Je réagi à l‘excellent billet d’Internet Actu sur les humanités et sciences cognitives.
On adore tous les générateurs de phrases comme le générateur d’insultes du capitaine Haddock par exemple. Qui permet de pouvoir traiter quelqu’un de « Bayadère de boit-sans-soif mal embouché » sans trop se creuser la tête. Le plus souvent sans aucun intérêt hormis celui de nous faire sourire, ils sont tous construits de la même façon : plusieurs séries de mots ou de bouts de phrases rangés dans différentes catégories. En appuyant sur un bouton, un algorithme vient puiser « aléatoirement » dans chaque catégorie et restitue un ensemble assemblé suivant des règles (grammaticales ou syntaxiques par exemple). Comme dit, le résultat est souvent rigolo.

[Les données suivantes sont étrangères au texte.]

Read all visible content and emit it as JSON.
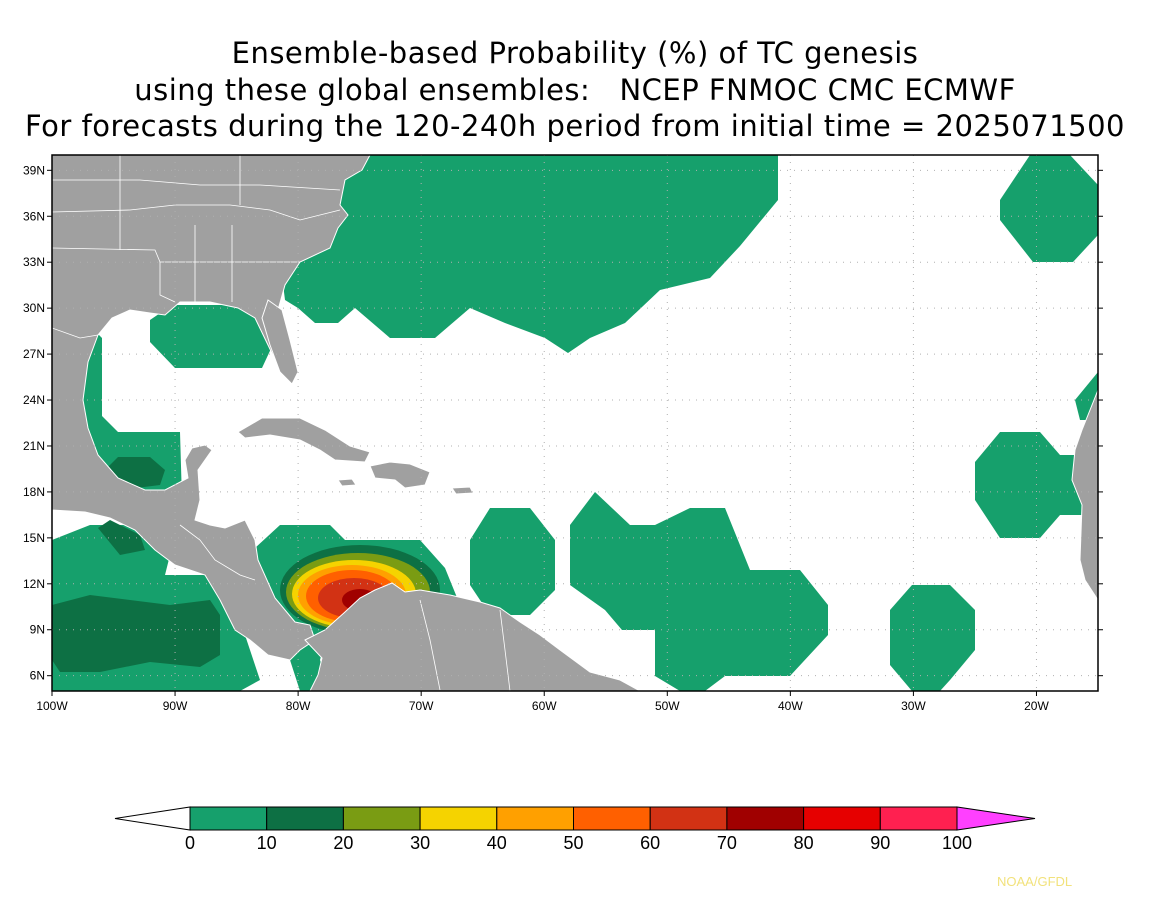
{
  "title_lines": [
    "Ensemble-based Probability (%) of TC genesis",
    "using these global ensembles:   NCEP FNMOC CMC ECMWF",
    "For forecasts during the 120-240h period from initial time = 2025071500"
  ],
  "map": {
    "lon_range": [
      -100,
      -15
    ],
    "lat_range": [
      5,
      40
    ],
    "lon_ticks": [
      {
        "value": -100,
        "label": "100W"
      },
      {
        "value": -90,
        "label": "90W"
      },
      {
        "value": -80,
        "label": "80W"
      },
      {
        "value": -70,
        "label": "70W"
      },
      {
        "value": -60,
        "label": "60W"
      },
      {
        "value": -50,
        "label": "50W"
      },
      {
        "value": -40,
        "label": "40W"
      },
      {
        "value": -30,
        "label": "30W"
      },
      {
        "value": -20,
        "label": "20W"
      }
    ],
    "lat_ticks": [
      {
        "value": 6,
        "label": "6N"
      },
      {
        "value": 9,
        "label": "9N"
      },
      {
        "value": 12,
        "label": "12N"
      },
      {
        "value": 15,
        "label": "15N"
      },
      {
        "value": 18,
        "label": "18N"
      },
      {
        "value": 21,
        "label": "21N"
      },
      {
        "value": 24,
        "label": "24N"
      },
      {
        "value": 27,
        "label": "27N"
      },
      {
        "value": 30,
        "label": "30N"
      },
      {
        "value": 33,
        "label": "33N"
      },
      {
        "value": 36,
        "label": "36N"
      },
      {
        "value": 39,
        "label": "39N"
      }
    ],
    "grid": "dotted",
    "land_color": "#a0a0a0",
    "ocean_color": "#ffffff"
  },
  "colorbar": {
    "levels": [
      0,
      10,
      20,
      30,
      40,
      50,
      60,
      70,
      80,
      90,
      100
    ],
    "colors": [
      "#16a06c",
      "#0d7044",
      "#7a9c13",
      "#f5d300",
      "#ffa000",
      "#ff6000",
      "#d23214",
      "#a00000",
      "#e60000",
      "#ff2050"
    ],
    "under_color": "#ffffff",
    "over_color": "#ff40ff"
  },
  "credit": "NOAA/GFDL"
}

Le procédé est ancien, il date du moyen-âge.
Au XIIIe siècle, le philosophe Raymond Lulle avait déjà mis au point un « générateur automatique » de propositions philosophiques. Son « ordinateur » était un système de roues concentriques, chacune comprenant des sections représentant diverses notions philosophiques. En faisant tourner les roues, on obtenait différents aphorismes, tel « la bonté de Dieu est mystérieuse ». Prétexte à de nombreuses méditations sur les « Attributs du divin », Lulle espérait que sa « machine » aiderait à convertir les infidèles à la foi chrétienne.
Ce que propose Lulle dans son « Ars Magna » est un ensemble d’algorithmes (au sens moderne) permettant de résoudre une classe très vaste de problèmes. Il s’agissait de construire des assemblages de « catégories », « propriétés », « vertus » etc. ; surtout il s’agissait de fournir une liste exhaustive des combinaisons possibles.
Le travail de Lull est à l’origine des travaux de Leibniz et orienta profondément sa pensée. Leibniz (1646-1716) est, par excellence, le grand ancêtre de l’intelligence artificielle.
Ce qui beaucoup moins drôle, c’est l’utilisation que les médias peuvent en faire. Démonstration avec Stats Monkey, un programme d’intelligence artificielle qui est capable d’analyser le déroulement d’un match de Baseball et de générer un compte rendu de la rencontre sportive à partir de phrases préparées par un journaliste. Il requête tout seul sur Internet pour trouver des photos des joueurs, les résultats de la saison des équipes concernées…
On imagine facilement quel usage peut faire un état en cas de conflit pour inonder des mashups (agrégateurs de contenu) de news, actu, brèves, feuillets, créé à la volée par une machine pour influencer dans tel ou tel sens.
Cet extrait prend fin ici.